The documentary’s producers have created a “Good Trouble Sunday” promotion for the movie, encouraging houses of worship to host a digital screening starting this Sunday,for which they can keep a portion of ticket sales.
Faith leaders on a mid-June conference call promoting the documentary expressed appreciation for Lewis, who was diagnosed with cancer late last year, and his long service as a role model.
The Rev. Jamal Harrison Bryant, senior pastor of New Birth Missionary Baptist Church outside Atlanta, recalled seeking advice from Lewis in the 1990s, when as the NAACP’s youth director Bryant received pushback for suggesting the civil rights organization reach out to the hip-hop generation.
“He said to me: ‘Jamal, change is never politically correct,’” Bryant recalled. “‘If everybody is in agreement, it’s not that radical.”
In the documentary, Lewis, a member of Atlanta’s historic Ebenezer Baptist Church, recalled his last meal in downtown Washington just before embarking on a trip as a Freedom Rider seeking equal access to accommodations for Black Southerners.
“Growing up in rural Alabama, I never had Chinese food before,” he recalled. “But someone that evening said, ‘You should eat well because this might be like the Last Supper.’”
American civil rights activist John Lewis on April 16, 1964. Photo by Marion S. Trikosko/LOC/Creative Commons
Porter said those comments showed how Lewis and other young civil rights activists did not take their work lightly as they prepared for rides on segregated buses or sit-ins at segregated lunch counters.

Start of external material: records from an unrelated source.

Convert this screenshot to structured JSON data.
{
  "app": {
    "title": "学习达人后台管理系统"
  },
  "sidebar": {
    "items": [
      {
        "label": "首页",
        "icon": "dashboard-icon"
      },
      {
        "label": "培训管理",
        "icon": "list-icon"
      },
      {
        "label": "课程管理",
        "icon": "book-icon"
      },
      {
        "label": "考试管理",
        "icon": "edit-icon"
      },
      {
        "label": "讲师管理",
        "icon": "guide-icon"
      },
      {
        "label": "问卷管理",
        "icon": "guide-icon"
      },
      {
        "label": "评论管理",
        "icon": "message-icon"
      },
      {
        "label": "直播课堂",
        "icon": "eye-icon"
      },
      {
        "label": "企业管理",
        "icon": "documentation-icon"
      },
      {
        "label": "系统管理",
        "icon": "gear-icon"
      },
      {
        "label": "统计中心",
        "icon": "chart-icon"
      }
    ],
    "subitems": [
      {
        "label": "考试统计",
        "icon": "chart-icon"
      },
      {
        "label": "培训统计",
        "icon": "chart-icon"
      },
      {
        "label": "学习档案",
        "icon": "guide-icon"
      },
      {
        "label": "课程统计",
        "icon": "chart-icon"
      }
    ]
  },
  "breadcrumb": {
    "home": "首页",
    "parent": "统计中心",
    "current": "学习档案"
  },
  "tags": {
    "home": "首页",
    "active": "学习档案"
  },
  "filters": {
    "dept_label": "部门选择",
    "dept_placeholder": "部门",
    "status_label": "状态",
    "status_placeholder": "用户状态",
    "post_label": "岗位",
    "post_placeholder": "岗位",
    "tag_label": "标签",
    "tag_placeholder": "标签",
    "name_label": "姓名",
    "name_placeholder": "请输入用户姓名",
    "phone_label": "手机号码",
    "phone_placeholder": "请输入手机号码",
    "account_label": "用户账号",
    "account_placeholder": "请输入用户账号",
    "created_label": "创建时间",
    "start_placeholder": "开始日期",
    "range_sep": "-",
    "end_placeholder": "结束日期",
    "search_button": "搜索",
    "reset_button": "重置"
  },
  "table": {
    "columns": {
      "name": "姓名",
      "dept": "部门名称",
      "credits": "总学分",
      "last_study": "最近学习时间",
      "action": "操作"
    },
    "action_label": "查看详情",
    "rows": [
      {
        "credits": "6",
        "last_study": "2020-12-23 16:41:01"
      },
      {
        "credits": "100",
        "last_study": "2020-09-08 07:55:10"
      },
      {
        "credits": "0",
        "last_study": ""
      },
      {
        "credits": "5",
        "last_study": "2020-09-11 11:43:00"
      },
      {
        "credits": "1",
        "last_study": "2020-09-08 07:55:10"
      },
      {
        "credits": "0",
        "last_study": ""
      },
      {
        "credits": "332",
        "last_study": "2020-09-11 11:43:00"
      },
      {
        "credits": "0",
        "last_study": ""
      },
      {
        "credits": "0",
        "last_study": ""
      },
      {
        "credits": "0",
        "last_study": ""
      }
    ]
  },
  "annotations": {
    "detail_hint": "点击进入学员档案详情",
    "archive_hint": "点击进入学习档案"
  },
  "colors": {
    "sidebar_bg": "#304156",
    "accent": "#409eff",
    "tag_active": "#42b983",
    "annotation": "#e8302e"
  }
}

“You’ll see in the movie that Rev. Jim Lawson, who was coaching and guiding the students, had them rehearse,” she said of Lewis and his fellow activists. “And I do think he decided that life under a segregated system was not the life that he wanted to live.”
Archival footage — some of which the congressman says he’d never seen before — reviews landmark, as well as lesser-known, moments in Lewis’ history. He was the youngest speaker at the 1963 March on Washington for Jobs and Freedom. On his first attempt on “Bloody Sunday” to cross the Edmund Pettus Bridge in 1965, he was beaten by Alabama state troopers and thought he would die as he protested for voting rights.
The film’s crew followed him as he supported fellow Democrats in the recent election and traveled with a bipartisan group of politicians and faith leaders on the annual pilgrimage to Alabama with the Faith and Politics Institute.
“Congressman Lewis has conveyed to all of us over the course of his lifetime that (the) fundamental right to vote is a foundational right,” said Joan Mooney, CEO of the institute, on the recent conference call. “So more than the transactional act of voting, Congressman Lewis talks about its sacredness, and voter participation in a democracy is the active expression of the values of all human beings.”